Nigeria Implements VAT Exemptions on Key Energy Products to Reduce Prices

VAT Remains 7.5% in Nigeria— Wale Edun

VAT word on a business newspaper background

The Nigerian Government has declared that it will no longer apply value-added tax (VAT) on several energy products, including diesel, liquefied natural gas (LNG), compressed natural gas (CNG), electric vehicles, and cooking gas.

This move is aimed at lowering the prices of these essential energy products.

This announcement was made on Wednesday by Wale Edun, the Minister of Finance and Coordinating Minister of the Economy.

Edun explained that these tax exemptions are part of the government’s efforts to help reduce the cost of living, improve energy security, and encourage a faster shift towards cleaner energy sources in Nigeria.

The government also revealed a new tax relief initiative for deep offshore oil and gas projects. This comes in the form of the “Notice of Tax Incentives for Deep Offshore Oil & Gas Production,” which is designed to offer more tax benefits for offshore projects.

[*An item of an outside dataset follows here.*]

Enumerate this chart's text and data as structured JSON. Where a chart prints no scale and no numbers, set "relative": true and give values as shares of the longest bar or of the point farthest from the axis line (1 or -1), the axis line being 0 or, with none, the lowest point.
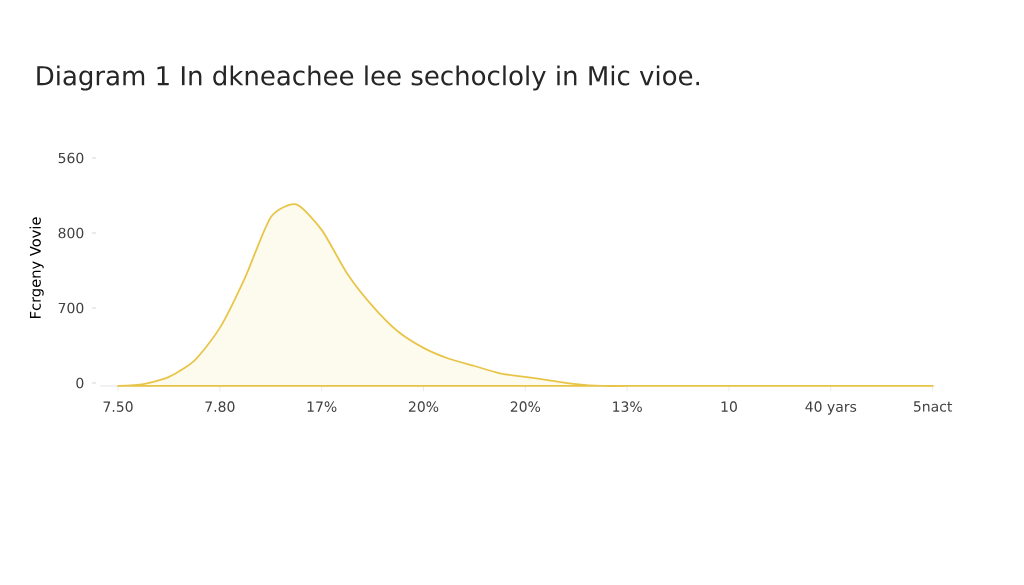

A statement issued by the Federal Ministry of Finance noted that the VAT exemptions cover essential energy products and infrastructure like diesel, liquefied petroleum gas (LPG), CNG, LNG infrastructure, electric vehicles, and clean cooking equipment.

These measures are intended to help bring down the cost of living and support Nigeria’s transition to cleaner energy.

In addition, the new tax relief for offshore oil and gas projects is aimed at making Nigeria’s deep offshore regions more attractive to international investors.

The reforms are part of a larger set of policies championed by President Bola Ahmed Tinubu, which aims to promote sustainable growth and strengthen Nigeria’s position in global oil and gas markets.

New Withholding Tax Regulations Set for 2025

In another development, the Government has formalised the regulations on Withholding Tax (WHT) through official gazette, with plans to begin enforcement on January 1, 2025.

Taiwo Oyedele, Chairman of the Presidential Committee on Fiscal Policy and Tax Reforms, shared this news via social media. He explained that the new regulations, which were gazetted on September 30, 2024, will allow for a 90-day grace period before implementation begins.

The regulations offer a reduction in WHT rates and provide full exemption for many businesses, especially small and medium-sized enterprises (SMEs) with annual revenue below N25 million.

Oyedele also highlighted that the Federal Inland Revenue Service (FIRS), with approval from the Finance Minister, has the option to allow early adoption of the regulations from July 1, 2024. This is intended to provide financial relief to businesses ahead of the official start date.

The WHT exemptions were initially approved by the government in July as part of broader tax reforms recommended by Oyedele’s committee. These reforms focus on easing tax burdens for small businesses, manufacturers, and farmers across the country.